Mirabeau haïssait le despotisme sous lequel il avait eu à gémir ; Mirabeau flattait le peuple parce qu’il connaissait ses droits, mais Mirabeau eût vendu la cause de ce dernier à la Cour, que ménagent toujours les hommes corrompus qui veulent de l’autorité et à laquelle il voulait se rendre utile parce qu’il ambitionnait le ministère. S’il eût vécu davantage, il n’eût pu éviter d’être connu, et sa réputation se serait flétrie avant sa mort ; il s’éteint encore au lit d’honneur, du moins aux yeux du vulgaire, et c’est un coup de sa bonne fortune.

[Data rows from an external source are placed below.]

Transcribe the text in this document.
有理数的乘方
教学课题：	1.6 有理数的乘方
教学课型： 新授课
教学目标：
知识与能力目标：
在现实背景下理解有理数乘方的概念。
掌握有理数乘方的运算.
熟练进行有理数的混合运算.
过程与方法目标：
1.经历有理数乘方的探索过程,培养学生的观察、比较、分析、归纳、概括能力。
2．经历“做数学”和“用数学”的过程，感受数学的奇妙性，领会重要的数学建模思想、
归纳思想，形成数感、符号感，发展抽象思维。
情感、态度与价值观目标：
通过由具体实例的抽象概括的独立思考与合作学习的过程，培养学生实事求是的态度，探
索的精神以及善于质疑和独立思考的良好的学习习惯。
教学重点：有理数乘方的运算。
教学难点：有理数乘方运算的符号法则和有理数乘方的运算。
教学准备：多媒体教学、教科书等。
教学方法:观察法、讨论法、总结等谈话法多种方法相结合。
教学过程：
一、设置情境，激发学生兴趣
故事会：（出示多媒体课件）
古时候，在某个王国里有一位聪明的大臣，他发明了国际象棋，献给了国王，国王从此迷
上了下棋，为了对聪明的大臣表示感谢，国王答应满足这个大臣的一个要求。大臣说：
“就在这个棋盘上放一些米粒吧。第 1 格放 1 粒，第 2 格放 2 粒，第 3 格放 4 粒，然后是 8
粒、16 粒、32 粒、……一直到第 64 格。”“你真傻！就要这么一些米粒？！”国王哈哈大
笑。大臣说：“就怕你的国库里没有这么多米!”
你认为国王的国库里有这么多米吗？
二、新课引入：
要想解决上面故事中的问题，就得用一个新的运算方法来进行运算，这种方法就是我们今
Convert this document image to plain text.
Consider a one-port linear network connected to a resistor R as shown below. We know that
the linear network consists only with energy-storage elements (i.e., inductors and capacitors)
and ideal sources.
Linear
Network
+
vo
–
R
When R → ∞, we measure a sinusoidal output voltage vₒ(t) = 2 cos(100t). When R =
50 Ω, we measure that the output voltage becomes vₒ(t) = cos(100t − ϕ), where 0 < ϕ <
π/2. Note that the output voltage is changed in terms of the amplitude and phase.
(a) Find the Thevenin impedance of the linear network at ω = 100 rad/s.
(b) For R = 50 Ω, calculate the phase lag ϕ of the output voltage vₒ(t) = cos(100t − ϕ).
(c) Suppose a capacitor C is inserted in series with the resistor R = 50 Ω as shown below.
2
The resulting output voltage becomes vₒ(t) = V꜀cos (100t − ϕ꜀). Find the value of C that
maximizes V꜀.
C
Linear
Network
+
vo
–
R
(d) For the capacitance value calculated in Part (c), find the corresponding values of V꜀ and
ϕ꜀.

Le commun de l’Assemblée a été étonné de voir disparaître celui dont l’ascendant le dominait si souvent ; les factieux Lameth gémissent, à la manière de César sur la mort de Pompée, en triomphant de se voir délivrer d’un rival qu’ils redoutaient et dont les bons citoyens regrettent le contre-poids à leurs intrigues. Le jour de la mort de Mirabeau, l’Assemblée était occupée de la grande question de l’égalité des partages ou plutôt de la faculté de tester ; en annonçant cet événement, on apprit aussi que Mirabeau avait un travail sur cet objet ; il l’avait remis la veille à l’évêque d’Autun, qui fut prié de le lire. C’était un excellent discours où les meilleurs principes de la justice et de l’égalité étaient développés avec cette vigueur et ces traits saillants qui caractérisaient l’auteur ; ce fut une véritable couronne dont il décora son tombeau. Les patriotes ne purent refuser un soupir à l’homme capable de servir la vérité ; les Noirs frémirent de l’ascendant qu’il exerçait contre eux pour la dernière fois. Cependant, fidèle à son habileté à ménager les esprits, il ne concluait pas à l’abolition de la faculté de tester, quoiqu’elle fût la conséquence rigoureuse

  1. Le veto suspensif avait été voté, le 11 septembre 1789, contre Mirabeau, qui soutenait le veto absolu ; — le décret sur le droit de paix et de guerre, dans la discussion duquel Mirabeau avait d’abord soutenu la prérogative royale, est du 22 mais 1790 : — le décret sur l’organisation du Trésor public, du 18 mars 1791 ; — la loi régence, du 22 au 29 mars 1791 ; — l’affaire des mines, où Mirabeau prononça son dernier discours, fut discutée le 27 mars, six jours avant sa mort.